Agfa’s Enterprise Imaging platform becomes a great vehicle to deliver Watson’s powerful capabilities as part of their daily work.James Jay
Because no one can know everything, radiologists often consult with colleagues to deliver a diagnosis. Soon they may be able to call upon the world’s smartest computer, a learning machine that reads everything and forgets nothing. This summer Agfa HealthCare announced it had joined the Watson Health Medical Imaging Collaborative built around IBM’s Watson, the famously brainy super-computer that regularly defeats grand masters at chess, wins every television game show contest and has even created 65 new gourmet recipes.
Turning from fun and games, Watson entered the medical field by consuming libraries and journals and one year ago digested 315 billion medical imaging data points and 90 million unique records following IBM’s acquisition of Merge Healthcare’s database. Watson today is able to read medical images, which IBM estimates account for 90% of all medical data today.
Why is Agfa investing in the Watson Health Medical Imaging Collaborative?
James Jay: ‘It’s about us trying to find a way to deliver the most powerful analytics capabilities in the world to users on our Enterprise Imaging platform. So they can tap into Watson as part of the work they already do today. That’s why IBM asked us to be part of this. They realise that, as powerful as Watson may be, the last thing healthcare professionals want is to see yet another computer added to their office! They already have electronic medical record systems, medication administration systems, imaging systems such as PACS.
‘Agfa’s Enterprise Imaging platform becomes a great vehicle to deliver Watson’s powerful capabilities as part of their daily work.’
Coming down from the general idea of cloud computing, what can Watson do to help healthcare professionals?
‘One of the challenges with Watson is that it is capable of doing anything. The difficult question is to ask what do we want it to do. Ultimately, we want to approach hospitals to say, specifically, that we can help with their work in a specific area, built on specific real-world use cases. An example would be in lung cancer. Watson studied lung cancer at Memorial Sloan–Kettering Cancer Center where it not only integrated lung images; it also learned the specific pathologies around lung cancer. In a hospital we can help improve the analysis of the pixel data in the CT studies of the lung, to run comparative analytics, perhaps to identify secondary findings. For example, a clinical team may be looking at the liver while a Watson-capable system might see a reason to also go look at images of the patient’s lungs and find a nodule. The radiologist would not have spotted this, because the doctor’s request was to look at the liver.
There is software that can detect cancer. What is the difference between medical software analysis and Watson analytics?
‘You can teach software to recognise specific patterns in a medical image, but then that software will only be capable of looking for the specific patterns that have been coded. Watson is adaptive. It is a learning platform that uses data sets to make itself smarter when it looks at new images in the future. Watson reaches into a massive reference database with an enormous machine-learning capability. It can tap health records, radiology or pathology reports, doctors’ notes, medical journals, clinical care guidelines and published outcomes studies all at once. There are amazing things that can be done with a machine that learns!’

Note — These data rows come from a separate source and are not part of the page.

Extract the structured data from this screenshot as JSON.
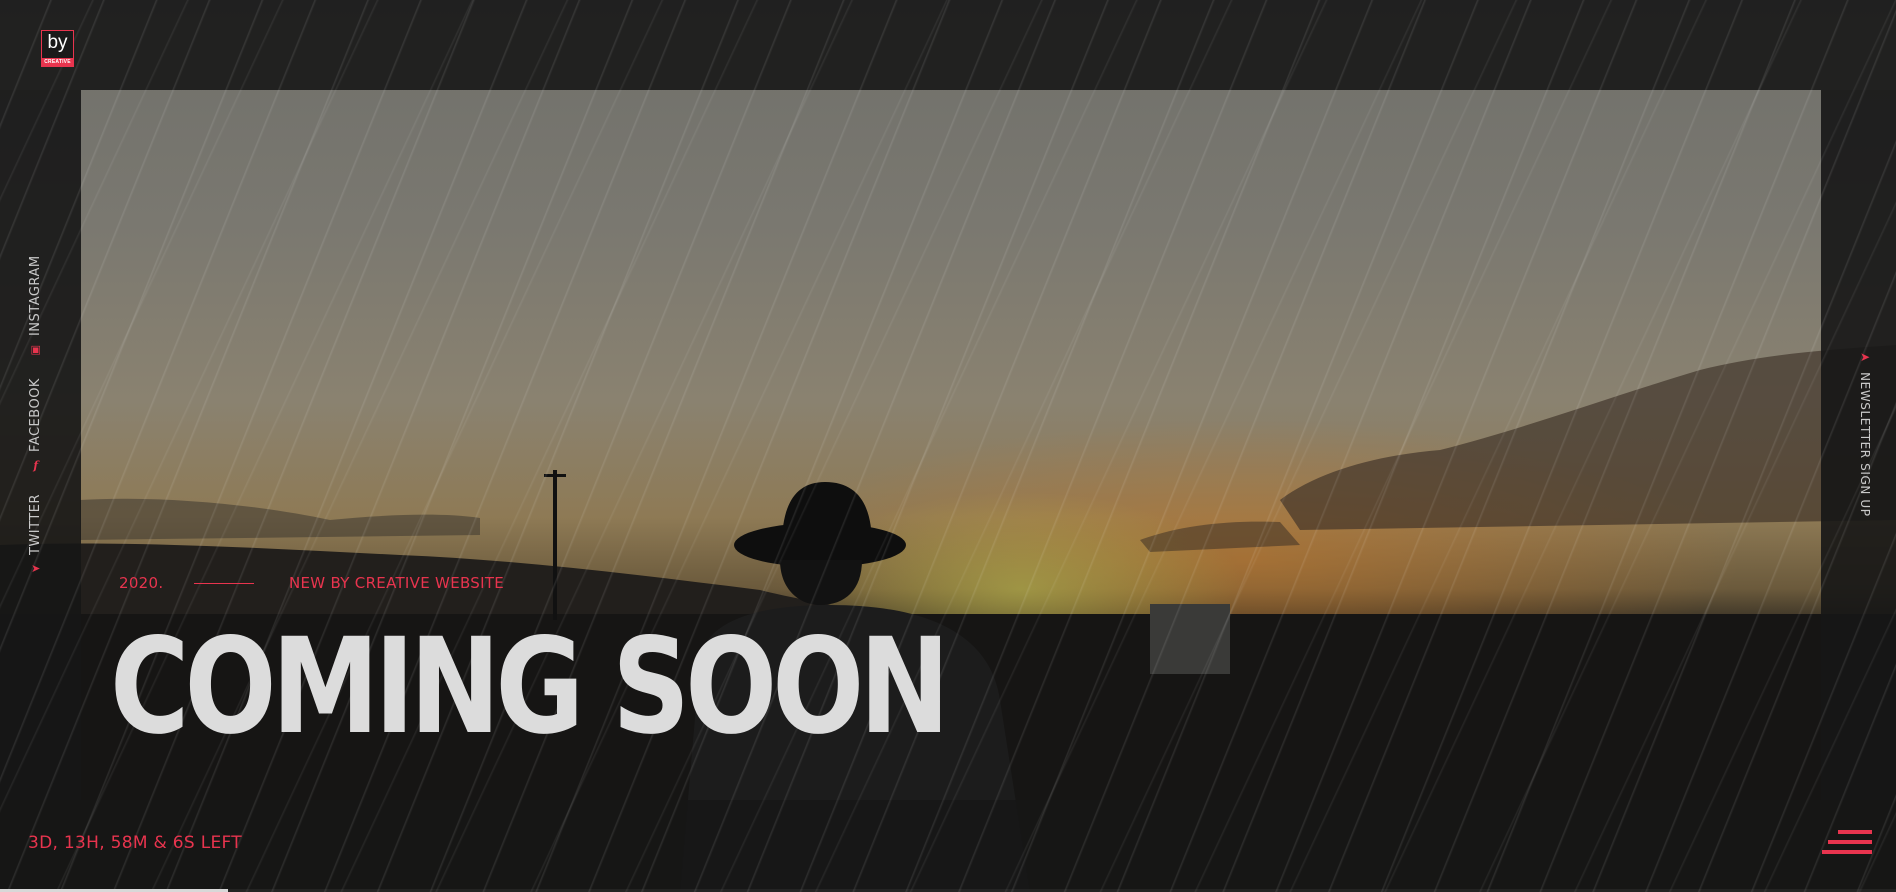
{
  "brand": {
    "logo_text": "by",
    "logo_subtext": "CREATIVE",
    "accent_color": "#e8344e"
  },
  "social": {
    "items": [
      {
        "label": "TWITTER",
        "icon": "twitter-icon"
      },
      {
        "label": "FACEBOOK",
        "icon": "facebook-icon"
      },
      {
        "label": "INSTAGRAM",
        "icon": "instagram-icon"
      }
    ]
  },
  "newsletter": {
    "label": "NEWSLETTER SIGN UP",
    "icon": "send-icon"
  },
  "hero": {
    "year": "2020.",
    "tagline": "NEW BY CREATIVE WEBSITE",
    "headline": "COMING SOON"
  },
  "countdown": {
    "text": "3D, 13H, 58M & 6S LEFT"
  },
  "menu": {
    "icon": "menu-icon"
  },
  "progress": {
    "fraction": 0.12
  }
}
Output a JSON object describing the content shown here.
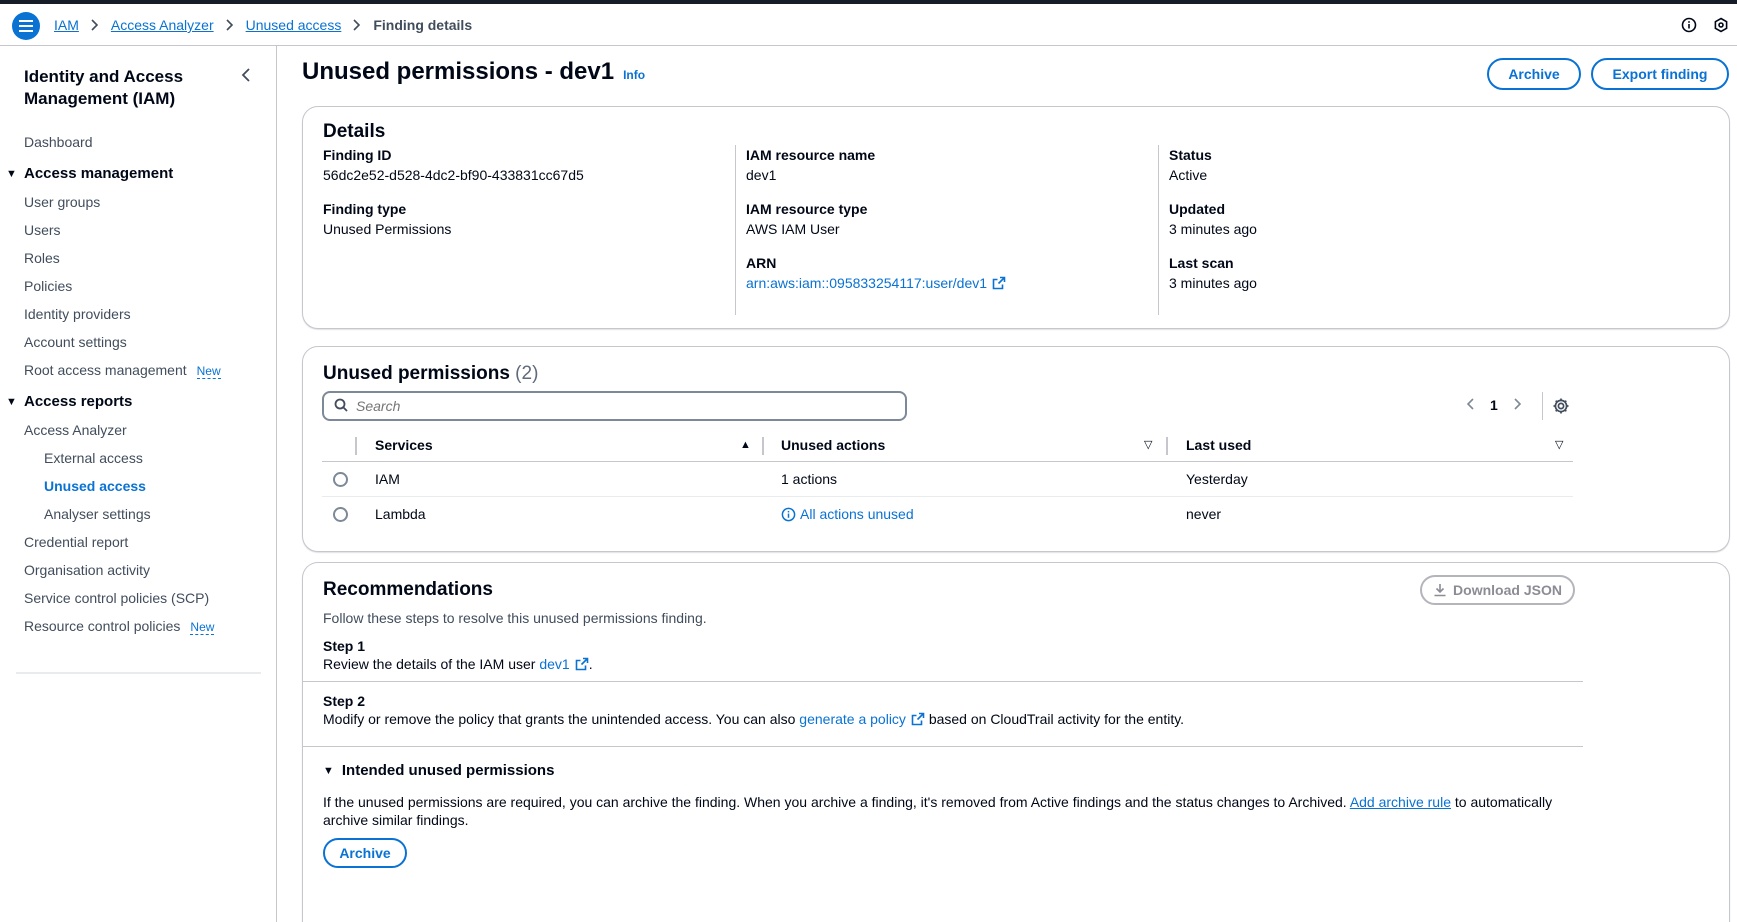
{
  "breadcrumb": {
    "items": [
      "IAM",
      "Access Analyzer",
      "Unused access"
    ],
    "current": "Finding details"
  },
  "sidebar": {
    "title": "Identity and Access Management (IAM)",
    "dashboard": "Dashboard",
    "sections": [
      {
        "label": "Access management",
        "items": [
          "User groups",
          "Users",
          "Roles",
          "Policies",
          "Identity providers",
          "Account settings",
          "Root access management"
        ]
      },
      {
        "label": "Access reports",
        "items": [
          "Access Analyzer",
          "External access",
          "Unused access",
          "Analyser settings",
          "Credential report",
          "Organisation activity",
          "Service control policies (SCP)",
          "Resource control policies"
        ]
      }
    ],
    "new_badge": "New",
    "active_item": "Unused access"
  },
  "page": {
    "title": "Unused permissions - dev1",
    "info": "Info",
    "archive_label": "Archive",
    "export_label": "Export finding"
  },
  "details": {
    "heading": "Details",
    "finding_id_label": "Finding ID",
    "finding_id": "56dc2e52-d528-4dc2-bf90-433831cc67d5",
    "finding_type_label": "Finding type",
    "finding_type": "Unused Permissions",
    "resource_name_label": "IAM resource name",
    "resource_name": "dev1",
    "resource_type_label": "IAM resource type",
    "resource_type": "AWS IAM User",
    "arn_label": "ARN",
    "arn": "arn:aws:iam::095833254117:user/dev1",
    "status_label": "Status",
    "status": "Active",
    "updated_label": "Updated",
    "updated": "3 minutes ago",
    "last_scan_label": "Last scan",
    "last_scan": "3 minutes ago"
  },
  "unused_permissions": {
    "title": "Unused permissions",
    "count": "(2)",
    "search_placeholder": "Search",
    "page": "1",
    "columns": [
      "Services",
      "Unused actions",
      "Last used"
    ],
    "rows": [
      {
        "service": "IAM",
        "actions": "1 actions",
        "last_used": "Yesterday"
      },
      {
        "service": "Lambda",
        "actions": "All actions unused",
        "last_used": "never"
      }
    ]
  },
  "recommendations": {
    "title": "Recommendations",
    "download_label": "Download JSON",
    "description": "Follow these steps to resolve this unused permissions finding.",
    "step1_label": "Step 1",
    "step1_text": "Review the details of the IAM user",
    "step1_link": "dev1",
    "step2_label": "Step 2",
    "step2_text_before": "Modify or remove the policy that grants the unintended access. You can also",
    "step2_link": "generate a policy",
    "step2_text_after": "based on CloudTrail activity for the entity.",
    "intended_title": "Intended unused permissions",
    "intended_text_before": "If the unused permissions are required, you can archive the finding. When you archive a finding, it's removed from Active findings and the status changes to Archived.",
    "intended_link": "Add archive rule",
    "intended_text_after": "to automatically archive similar findings.",
    "archive_label": "Archive"
  },
  "colors": {
    "accent": "#0972d3",
    "text": "#000716",
    "border": "#c6c6cd"
  }
}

Agfa believes that Watson can help find ‘invisible, unstructured imaging data’. Where is this invisible imaging data?
‘There are several levels of information in every medical image, the patient information linked to the image, which is structured but only used for indexing the image. There is a radiology report that is not structured. And then there is the pixel information contained in the image itself.
‘The patient information can be used for much more than indexing. Data taken only from the image, without going to the patient medical record, includes the patient’s age, sex, height and weight, for example. This can be used to create comparative perspectives, to link that patient to a specific patient population and enrich demographic information.
‘The unstructured radiology report can be ingested by a learning machine using textual tools and turned into a wealth of information that can be mined. And, finally, there is an underlying analysis of the pixel data. The image the radiologist sees has been examined for a specific request, but is not examined in conjunction with a wider comparative study that may show the pixel pattern represent something different when analysed from this different perspective.’
Does Agfa want to become the interface between man and machine, between doctors and Watson?
‘To deliver big data analytics to clinicians in the future, you have to already be in front of them today, part of their daily work. They are not going to add more and more systems to look at; they want to do the opposite, to work on fewer and fewer systems.
‘Right now we have the attention of more than 10,000 users to whom we can deliver advanced capabilities through our Enterprise Imaging platform. This becomes a vehicle to aggregate the capabilities of very smart people out there developing analytics and other services helpful for healthcare professionals, our users.
‘So, yes, Agfa will become the aggregator of analytics for physicians and clinicians through the interface on the Enterprise Imaging platform.’
A vice president with Agfa Healthcare James Jay is the General Manager for Imaging IT and serves as a member of the company’s Board of Directors for its USA operations. He is also the holder of five patents for the functions behind displaying and comparing image studies, as well as enhancing workflow. With deep experience in developing medical device software and working in a regulated environment, James is actively involved in numerous healthcare IT associations and organisations.